I read cookbooks like novels, and I have ever since I discovered my mother’s late '60s edition of Betty Crocker. I have more than 400 food books, and I love them all, even the ones that aren’t very good.

I have loved the Dean and Deluca Cookbook, by David Rosengarten, for 17 years. The beauty of this book is that it not only explains ingredients in delicious detail, but the recipes themselves are excellent and veryprecise. It was written during a time when world cuisine was beginning to influence cooks. It demystified then-unusual cuisines like Moroccan and Thai, while putting fun twists on American classics. I still use it today when I need inspiration.

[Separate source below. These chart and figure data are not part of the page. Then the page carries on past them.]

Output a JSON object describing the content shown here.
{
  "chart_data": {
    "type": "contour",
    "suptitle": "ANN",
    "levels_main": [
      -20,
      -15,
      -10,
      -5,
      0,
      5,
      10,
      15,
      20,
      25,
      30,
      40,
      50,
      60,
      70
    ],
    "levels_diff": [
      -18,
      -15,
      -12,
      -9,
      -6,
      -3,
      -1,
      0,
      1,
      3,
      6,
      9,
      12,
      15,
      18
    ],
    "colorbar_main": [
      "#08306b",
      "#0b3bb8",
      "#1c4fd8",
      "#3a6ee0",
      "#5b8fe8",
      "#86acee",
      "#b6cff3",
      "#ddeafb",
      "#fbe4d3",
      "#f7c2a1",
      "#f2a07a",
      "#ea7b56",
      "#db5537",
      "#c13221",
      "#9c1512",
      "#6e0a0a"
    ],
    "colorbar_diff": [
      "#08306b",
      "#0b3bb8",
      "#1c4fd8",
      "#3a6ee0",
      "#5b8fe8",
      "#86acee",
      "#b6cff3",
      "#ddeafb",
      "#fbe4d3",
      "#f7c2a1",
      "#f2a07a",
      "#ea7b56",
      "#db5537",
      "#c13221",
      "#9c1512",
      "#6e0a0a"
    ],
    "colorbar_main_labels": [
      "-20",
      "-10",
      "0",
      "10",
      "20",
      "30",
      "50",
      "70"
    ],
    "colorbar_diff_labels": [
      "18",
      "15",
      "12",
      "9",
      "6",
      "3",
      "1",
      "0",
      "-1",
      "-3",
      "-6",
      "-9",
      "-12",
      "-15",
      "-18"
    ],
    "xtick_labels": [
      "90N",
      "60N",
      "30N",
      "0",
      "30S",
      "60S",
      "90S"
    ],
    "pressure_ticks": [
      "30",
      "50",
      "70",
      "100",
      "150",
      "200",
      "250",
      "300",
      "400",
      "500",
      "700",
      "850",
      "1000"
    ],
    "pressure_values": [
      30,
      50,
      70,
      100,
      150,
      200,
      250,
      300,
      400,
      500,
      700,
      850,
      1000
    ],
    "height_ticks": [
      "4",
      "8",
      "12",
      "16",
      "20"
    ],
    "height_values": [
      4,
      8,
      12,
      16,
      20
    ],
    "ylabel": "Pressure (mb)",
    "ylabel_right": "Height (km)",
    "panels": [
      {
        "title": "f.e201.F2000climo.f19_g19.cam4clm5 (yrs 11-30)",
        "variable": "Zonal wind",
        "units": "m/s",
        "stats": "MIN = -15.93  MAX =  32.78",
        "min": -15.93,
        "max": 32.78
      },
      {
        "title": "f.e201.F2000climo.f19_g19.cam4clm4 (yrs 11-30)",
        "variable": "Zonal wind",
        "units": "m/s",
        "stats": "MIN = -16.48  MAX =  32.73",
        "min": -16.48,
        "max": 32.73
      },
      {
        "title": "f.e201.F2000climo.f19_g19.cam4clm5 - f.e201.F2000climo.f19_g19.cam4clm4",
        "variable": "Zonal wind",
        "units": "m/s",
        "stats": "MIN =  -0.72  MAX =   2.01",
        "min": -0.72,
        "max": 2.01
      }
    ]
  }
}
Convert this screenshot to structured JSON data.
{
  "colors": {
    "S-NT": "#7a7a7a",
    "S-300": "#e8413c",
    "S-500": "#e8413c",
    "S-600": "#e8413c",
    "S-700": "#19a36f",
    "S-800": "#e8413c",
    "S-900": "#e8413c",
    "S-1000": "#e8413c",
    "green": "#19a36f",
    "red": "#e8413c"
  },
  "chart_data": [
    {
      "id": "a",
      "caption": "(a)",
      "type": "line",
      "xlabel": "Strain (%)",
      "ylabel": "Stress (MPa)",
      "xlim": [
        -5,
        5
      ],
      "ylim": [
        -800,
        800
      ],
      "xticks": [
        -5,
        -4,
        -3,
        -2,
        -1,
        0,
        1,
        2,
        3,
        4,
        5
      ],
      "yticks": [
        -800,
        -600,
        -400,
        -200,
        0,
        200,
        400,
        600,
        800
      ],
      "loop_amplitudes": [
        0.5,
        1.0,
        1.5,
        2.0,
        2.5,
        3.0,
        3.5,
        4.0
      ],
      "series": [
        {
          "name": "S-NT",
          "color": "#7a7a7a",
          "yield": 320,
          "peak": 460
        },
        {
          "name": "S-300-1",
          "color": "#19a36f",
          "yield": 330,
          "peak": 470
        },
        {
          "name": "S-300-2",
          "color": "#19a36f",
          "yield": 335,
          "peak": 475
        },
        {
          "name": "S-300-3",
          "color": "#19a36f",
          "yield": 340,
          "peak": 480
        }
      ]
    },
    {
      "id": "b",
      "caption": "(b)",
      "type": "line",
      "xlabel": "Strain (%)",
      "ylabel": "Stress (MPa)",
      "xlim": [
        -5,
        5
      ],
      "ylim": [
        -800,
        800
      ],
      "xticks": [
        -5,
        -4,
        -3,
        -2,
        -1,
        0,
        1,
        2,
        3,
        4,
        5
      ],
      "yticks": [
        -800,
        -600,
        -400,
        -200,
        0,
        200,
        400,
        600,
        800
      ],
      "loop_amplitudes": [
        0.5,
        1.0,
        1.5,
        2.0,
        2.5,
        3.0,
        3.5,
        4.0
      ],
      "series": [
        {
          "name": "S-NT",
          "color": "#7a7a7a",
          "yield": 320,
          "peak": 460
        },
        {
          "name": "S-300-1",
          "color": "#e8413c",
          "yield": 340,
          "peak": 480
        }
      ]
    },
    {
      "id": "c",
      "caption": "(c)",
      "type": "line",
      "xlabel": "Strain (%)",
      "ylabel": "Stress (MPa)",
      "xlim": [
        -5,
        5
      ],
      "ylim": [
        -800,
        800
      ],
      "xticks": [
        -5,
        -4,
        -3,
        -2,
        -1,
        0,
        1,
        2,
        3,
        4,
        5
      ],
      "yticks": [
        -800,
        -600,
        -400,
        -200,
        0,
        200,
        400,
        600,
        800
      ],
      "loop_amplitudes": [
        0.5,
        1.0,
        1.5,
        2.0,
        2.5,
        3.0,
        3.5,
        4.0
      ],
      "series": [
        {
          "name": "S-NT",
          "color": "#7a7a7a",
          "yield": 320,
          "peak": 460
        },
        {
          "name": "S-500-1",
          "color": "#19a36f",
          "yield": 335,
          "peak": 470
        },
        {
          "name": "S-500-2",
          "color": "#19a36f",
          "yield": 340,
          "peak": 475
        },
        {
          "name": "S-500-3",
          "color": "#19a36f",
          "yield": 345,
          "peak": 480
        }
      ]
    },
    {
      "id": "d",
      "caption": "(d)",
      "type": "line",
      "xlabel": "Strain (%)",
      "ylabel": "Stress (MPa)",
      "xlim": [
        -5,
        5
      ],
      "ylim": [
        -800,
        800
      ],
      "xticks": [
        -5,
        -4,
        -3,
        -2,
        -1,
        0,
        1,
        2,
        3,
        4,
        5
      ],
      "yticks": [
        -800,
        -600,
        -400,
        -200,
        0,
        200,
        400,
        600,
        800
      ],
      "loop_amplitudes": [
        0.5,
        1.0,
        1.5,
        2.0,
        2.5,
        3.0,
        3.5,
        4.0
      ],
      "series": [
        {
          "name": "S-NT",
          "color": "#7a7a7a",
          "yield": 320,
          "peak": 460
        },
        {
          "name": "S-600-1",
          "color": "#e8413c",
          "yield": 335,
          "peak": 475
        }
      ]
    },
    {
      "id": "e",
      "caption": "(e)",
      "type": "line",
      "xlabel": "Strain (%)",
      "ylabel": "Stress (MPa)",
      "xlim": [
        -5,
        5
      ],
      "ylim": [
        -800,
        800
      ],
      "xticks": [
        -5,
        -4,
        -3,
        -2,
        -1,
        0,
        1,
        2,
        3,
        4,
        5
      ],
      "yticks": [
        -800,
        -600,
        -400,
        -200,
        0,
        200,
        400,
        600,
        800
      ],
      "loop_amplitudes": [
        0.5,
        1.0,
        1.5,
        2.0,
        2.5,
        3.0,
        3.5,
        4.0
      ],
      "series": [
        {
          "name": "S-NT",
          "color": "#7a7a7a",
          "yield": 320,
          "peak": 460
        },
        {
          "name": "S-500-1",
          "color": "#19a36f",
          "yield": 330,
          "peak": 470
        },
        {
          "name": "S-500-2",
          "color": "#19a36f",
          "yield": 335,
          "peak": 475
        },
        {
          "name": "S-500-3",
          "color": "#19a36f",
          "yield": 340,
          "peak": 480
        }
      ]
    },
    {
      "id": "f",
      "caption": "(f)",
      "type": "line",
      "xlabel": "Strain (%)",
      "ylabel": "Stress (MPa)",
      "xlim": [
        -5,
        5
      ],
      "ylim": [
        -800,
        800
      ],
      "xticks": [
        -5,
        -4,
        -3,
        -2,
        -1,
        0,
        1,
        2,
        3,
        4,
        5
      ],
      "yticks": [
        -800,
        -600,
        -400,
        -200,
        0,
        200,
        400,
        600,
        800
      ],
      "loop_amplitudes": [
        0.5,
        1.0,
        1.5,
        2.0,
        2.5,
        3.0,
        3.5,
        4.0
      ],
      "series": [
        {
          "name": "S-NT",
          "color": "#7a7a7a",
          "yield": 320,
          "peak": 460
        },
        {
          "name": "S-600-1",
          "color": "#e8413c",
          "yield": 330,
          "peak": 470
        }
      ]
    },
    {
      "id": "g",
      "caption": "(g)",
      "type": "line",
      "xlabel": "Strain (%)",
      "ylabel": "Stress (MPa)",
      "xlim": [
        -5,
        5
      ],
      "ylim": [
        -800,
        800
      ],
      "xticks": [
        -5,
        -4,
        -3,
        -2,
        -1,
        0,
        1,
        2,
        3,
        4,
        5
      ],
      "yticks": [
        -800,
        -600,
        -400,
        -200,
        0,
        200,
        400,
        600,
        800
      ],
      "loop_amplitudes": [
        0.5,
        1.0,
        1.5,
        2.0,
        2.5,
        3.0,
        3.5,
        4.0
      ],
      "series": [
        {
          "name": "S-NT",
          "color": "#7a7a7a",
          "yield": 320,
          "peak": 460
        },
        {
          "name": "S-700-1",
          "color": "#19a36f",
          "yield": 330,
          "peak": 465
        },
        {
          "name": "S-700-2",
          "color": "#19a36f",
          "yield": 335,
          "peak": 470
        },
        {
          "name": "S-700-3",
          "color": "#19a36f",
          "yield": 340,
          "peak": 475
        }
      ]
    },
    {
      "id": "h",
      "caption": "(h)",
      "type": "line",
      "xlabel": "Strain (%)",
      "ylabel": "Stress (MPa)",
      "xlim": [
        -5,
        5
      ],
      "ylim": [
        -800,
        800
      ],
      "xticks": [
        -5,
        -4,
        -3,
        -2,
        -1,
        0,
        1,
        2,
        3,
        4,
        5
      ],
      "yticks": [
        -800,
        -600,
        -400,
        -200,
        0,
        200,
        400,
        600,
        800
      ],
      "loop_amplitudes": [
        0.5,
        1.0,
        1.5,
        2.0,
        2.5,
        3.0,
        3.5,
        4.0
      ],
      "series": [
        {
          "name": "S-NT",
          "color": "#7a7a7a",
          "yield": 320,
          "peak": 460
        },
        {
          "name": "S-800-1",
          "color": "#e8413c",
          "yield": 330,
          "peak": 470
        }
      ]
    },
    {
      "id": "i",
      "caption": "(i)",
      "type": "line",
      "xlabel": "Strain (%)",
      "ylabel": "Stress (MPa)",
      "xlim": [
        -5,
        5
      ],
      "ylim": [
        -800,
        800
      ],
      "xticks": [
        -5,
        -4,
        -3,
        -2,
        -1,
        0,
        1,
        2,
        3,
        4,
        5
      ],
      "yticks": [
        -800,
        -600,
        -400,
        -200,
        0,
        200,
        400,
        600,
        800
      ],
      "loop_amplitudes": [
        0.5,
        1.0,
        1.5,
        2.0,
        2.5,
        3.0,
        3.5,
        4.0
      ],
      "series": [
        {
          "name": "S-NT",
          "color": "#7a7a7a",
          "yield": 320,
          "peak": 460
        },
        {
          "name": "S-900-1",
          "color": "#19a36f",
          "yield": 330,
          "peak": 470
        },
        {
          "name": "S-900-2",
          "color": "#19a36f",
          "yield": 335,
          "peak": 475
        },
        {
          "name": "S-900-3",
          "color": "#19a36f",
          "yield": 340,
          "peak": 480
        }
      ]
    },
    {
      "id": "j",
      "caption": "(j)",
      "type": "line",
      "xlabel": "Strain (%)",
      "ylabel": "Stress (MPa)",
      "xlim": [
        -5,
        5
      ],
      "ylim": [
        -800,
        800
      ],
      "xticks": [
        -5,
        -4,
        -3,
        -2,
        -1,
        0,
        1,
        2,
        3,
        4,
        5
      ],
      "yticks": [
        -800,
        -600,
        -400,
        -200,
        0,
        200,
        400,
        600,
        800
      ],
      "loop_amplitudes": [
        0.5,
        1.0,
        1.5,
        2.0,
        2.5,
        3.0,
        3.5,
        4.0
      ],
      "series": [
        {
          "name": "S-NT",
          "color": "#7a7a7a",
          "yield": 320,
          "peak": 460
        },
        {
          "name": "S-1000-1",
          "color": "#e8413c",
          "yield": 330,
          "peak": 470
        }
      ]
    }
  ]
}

Jeffrey Steingarten, a delightful author with a witty and erudite style, wrote a book called The Man Who Ate Everything in 1997. It is part cookbook, part food journal, part scientific treatise and all-the-way wonderful. This collection of essays ranges from a step-by-step list of how he conquered his food phobias like kimchi, blue food and Greek food, to a diatribe against butter substitutes. It is so funny and so smart. 

Crescent Dragonwagon has written several great cookbooks, and when I was incubating the seeds of my restaurant, I stumbled across her book Dairy Hollow House Soup and Bread. Ms. Dragonwagon ran a bed and breakfast in Arkansas and fed her guests well, with soups and breads that were, for the time, quite unusual. I use her chicken stock recipe as well as her Cuban black bean soup to this day.

It’s easy to tell which books I use most often, because their spines are broken, they are splashed with sauce and some pages stick together. That’s the sign of a good book, in my estimation!